Here's a recent composition of mine in the ragtime tradition - Homage to SJ. No prizes for guessing who SJ is! 

I'll upload the piano score shortly


----------



## Owen David (May 15, 2020)

Here's the piano score...


----------



## NoCoPilot (Nov 9, 2020)

David,

Very nice indeed. The syncopation in the bass line is very reminiscent of Joplin, as I'm sure you intended. The filigrees in the right hand are closer to Joseph Lamb or even James Scott. Also reminds me a bit of this piece:


----------



## NoCoPilot (Nov 9, 2020)

Sorry, I was just editing some Polish music. They list their surname first!


----------



## Owen David (May 15, 2020)

Thanks for the comment and the Pork and Beans link which I really enjoyed. Never knowingly heard that before but I see what you mean about the filigrees. Pork and Beans was very enjoyable but really a bit manic though, do you agree? Seems almost obsessively focussed, in terms of the left hand certainly. With Joplin for most of his work there's a sense of freedom, a feeling the piece might go in any direction. I was trying to capture that feeling a bit in my composition.


----------



## NoCoPilot (Nov 9, 2020)

The MIDI playback really doesn't do it justice.


----------



## Owen David (May 15, 2020)

Amazing but like Scott Joplin is often quoted as saying: some people play ragtime too fast! 

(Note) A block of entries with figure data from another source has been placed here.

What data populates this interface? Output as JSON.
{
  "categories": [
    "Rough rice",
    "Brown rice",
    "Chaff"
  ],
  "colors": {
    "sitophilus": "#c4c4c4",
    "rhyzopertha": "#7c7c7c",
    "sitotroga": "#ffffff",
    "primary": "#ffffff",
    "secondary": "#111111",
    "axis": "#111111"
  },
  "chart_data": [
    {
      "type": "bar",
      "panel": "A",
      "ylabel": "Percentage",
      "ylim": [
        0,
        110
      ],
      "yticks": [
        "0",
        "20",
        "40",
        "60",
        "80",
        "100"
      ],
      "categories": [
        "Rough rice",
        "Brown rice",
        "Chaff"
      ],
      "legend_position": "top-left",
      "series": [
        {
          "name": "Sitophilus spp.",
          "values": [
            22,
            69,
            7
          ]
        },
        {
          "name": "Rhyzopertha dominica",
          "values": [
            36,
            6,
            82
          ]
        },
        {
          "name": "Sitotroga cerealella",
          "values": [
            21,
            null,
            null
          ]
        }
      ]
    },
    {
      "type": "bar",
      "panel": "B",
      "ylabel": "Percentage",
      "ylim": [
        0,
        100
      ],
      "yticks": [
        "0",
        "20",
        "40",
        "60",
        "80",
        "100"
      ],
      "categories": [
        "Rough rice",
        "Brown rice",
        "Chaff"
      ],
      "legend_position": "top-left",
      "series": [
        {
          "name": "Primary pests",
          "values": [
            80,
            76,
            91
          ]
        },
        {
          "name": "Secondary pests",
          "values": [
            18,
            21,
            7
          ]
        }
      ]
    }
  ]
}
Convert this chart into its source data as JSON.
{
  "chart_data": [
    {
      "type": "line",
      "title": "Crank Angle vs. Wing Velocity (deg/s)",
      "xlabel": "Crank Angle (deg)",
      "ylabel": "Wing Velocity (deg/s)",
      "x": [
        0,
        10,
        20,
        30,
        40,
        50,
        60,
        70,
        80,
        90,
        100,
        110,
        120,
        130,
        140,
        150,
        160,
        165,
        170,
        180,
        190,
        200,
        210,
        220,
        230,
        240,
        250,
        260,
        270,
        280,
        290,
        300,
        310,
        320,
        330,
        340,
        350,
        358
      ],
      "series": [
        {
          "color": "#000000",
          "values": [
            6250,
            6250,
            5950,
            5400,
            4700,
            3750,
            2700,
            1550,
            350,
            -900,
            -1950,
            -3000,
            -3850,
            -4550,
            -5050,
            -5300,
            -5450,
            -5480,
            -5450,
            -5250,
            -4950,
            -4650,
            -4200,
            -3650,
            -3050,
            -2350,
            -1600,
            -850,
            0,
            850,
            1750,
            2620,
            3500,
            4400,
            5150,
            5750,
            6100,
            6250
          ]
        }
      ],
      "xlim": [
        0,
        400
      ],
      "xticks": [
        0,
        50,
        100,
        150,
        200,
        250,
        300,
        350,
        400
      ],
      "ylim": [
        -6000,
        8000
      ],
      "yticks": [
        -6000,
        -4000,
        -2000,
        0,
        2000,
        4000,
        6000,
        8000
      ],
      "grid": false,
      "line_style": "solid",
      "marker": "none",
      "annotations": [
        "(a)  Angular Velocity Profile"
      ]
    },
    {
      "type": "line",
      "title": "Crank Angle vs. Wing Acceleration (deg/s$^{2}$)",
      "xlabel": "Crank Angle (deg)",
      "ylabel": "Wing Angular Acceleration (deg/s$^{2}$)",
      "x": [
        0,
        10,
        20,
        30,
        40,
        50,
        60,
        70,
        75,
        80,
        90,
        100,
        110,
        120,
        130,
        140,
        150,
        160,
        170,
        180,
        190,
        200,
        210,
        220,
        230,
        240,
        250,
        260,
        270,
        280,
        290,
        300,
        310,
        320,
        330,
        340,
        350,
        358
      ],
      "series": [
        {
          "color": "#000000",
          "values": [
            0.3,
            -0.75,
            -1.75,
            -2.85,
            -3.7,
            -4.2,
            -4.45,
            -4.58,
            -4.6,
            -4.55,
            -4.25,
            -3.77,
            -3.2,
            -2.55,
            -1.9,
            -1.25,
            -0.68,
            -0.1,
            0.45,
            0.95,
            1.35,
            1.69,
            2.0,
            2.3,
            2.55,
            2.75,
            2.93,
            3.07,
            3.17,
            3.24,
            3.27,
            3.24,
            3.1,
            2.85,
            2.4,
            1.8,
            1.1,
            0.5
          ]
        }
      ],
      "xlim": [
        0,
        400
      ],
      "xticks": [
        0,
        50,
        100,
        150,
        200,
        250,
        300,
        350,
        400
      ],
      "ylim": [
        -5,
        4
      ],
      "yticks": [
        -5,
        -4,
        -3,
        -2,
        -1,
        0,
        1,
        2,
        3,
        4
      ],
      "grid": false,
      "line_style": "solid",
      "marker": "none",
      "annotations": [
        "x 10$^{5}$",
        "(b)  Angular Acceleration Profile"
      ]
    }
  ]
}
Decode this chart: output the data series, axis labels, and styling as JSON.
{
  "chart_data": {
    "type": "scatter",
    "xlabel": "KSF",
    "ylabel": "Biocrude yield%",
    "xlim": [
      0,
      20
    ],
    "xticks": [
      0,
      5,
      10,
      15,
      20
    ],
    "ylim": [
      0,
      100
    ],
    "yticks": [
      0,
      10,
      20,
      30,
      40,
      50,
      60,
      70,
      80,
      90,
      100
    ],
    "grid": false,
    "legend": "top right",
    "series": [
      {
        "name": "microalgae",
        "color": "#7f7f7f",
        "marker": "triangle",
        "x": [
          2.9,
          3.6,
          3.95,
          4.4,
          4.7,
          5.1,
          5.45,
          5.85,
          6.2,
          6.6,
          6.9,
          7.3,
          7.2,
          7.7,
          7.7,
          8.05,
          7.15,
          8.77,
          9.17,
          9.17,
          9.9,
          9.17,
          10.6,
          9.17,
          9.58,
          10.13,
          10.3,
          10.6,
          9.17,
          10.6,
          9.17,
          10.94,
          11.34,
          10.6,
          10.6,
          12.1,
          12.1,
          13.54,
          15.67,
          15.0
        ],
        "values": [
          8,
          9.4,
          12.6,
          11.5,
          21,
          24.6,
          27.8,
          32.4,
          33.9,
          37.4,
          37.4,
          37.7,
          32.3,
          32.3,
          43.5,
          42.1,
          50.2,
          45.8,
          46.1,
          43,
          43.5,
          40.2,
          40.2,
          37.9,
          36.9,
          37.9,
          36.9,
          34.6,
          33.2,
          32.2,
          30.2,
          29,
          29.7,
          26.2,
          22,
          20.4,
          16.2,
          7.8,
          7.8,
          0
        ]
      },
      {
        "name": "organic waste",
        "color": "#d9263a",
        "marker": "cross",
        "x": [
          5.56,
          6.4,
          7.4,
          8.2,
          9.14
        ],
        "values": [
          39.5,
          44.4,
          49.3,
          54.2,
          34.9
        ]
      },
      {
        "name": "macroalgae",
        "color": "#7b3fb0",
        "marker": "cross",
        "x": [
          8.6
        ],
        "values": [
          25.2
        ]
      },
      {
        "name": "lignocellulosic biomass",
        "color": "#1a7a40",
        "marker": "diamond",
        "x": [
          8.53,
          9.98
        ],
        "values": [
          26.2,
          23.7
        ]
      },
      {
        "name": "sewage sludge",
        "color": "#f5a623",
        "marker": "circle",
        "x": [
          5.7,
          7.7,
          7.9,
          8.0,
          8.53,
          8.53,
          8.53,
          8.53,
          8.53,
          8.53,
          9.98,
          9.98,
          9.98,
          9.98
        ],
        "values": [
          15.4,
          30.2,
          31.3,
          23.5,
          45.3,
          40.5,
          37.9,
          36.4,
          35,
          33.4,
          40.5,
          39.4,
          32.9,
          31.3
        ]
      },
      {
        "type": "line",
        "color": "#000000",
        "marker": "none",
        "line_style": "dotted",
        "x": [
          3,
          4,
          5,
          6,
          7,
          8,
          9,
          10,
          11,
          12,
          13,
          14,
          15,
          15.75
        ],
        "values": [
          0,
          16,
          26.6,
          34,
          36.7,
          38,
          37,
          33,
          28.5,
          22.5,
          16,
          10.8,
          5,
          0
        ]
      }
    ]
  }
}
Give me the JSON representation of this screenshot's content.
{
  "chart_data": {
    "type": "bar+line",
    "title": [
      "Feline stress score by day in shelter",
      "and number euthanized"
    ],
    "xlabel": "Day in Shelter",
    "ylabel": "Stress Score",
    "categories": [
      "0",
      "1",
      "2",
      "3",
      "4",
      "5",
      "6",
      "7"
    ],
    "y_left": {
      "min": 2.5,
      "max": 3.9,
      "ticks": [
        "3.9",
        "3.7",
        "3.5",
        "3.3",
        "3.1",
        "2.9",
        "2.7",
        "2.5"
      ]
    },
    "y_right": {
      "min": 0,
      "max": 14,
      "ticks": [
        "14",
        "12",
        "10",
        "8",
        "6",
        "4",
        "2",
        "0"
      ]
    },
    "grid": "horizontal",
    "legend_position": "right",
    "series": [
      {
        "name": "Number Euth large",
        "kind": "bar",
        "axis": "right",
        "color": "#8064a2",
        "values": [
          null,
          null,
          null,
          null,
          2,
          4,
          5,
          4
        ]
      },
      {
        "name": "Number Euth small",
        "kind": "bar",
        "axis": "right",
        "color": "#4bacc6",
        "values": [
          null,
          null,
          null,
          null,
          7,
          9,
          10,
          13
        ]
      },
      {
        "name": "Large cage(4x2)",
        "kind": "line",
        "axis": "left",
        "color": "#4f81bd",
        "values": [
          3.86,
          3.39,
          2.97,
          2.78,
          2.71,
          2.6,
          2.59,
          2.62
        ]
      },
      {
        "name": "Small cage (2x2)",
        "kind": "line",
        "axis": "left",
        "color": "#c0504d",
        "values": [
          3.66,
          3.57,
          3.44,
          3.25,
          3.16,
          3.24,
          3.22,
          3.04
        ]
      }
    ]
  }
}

I prefer it at a slower pace myself so you can really hear all the clever articulation of the chords and runs.


----------



## NoCoPilot (Nov 9, 2020)

Like this?


----------



## mbhaub (Dec 2, 2016)

Owen David said:


> Here's a recent composition of mine in the ragtime tradition - Homage to SJ. No prizes for guessing who SJ is!
> 
> I'll upload the piano score shortly


Very nice indeed! I like it - I can imagine it being scored for a ragtime ensemble or brass band! Keep writing.


----------



## Owen David (May 15, 2020)

Thanks mbhaub! Much appreciated.


----------



## Owen David (May 15, 2020)

I think the slower pace definitely suits that whistful, haunting piece. Maybe a little quicker for most Joplin!


----------



## Owen David (May 15, 2020)

Owen David said:


> I think the slower pace definitely suits that whistful, haunting piece. Maybe a little quicker for most Joplin!


That was replying to NoCoPilot at #8.


----------



## NoCoPilot (Nov 9, 2020)

Owen David said:


> Maybe a little quicker for most Joplin!


Not ALL Joplin though.


----------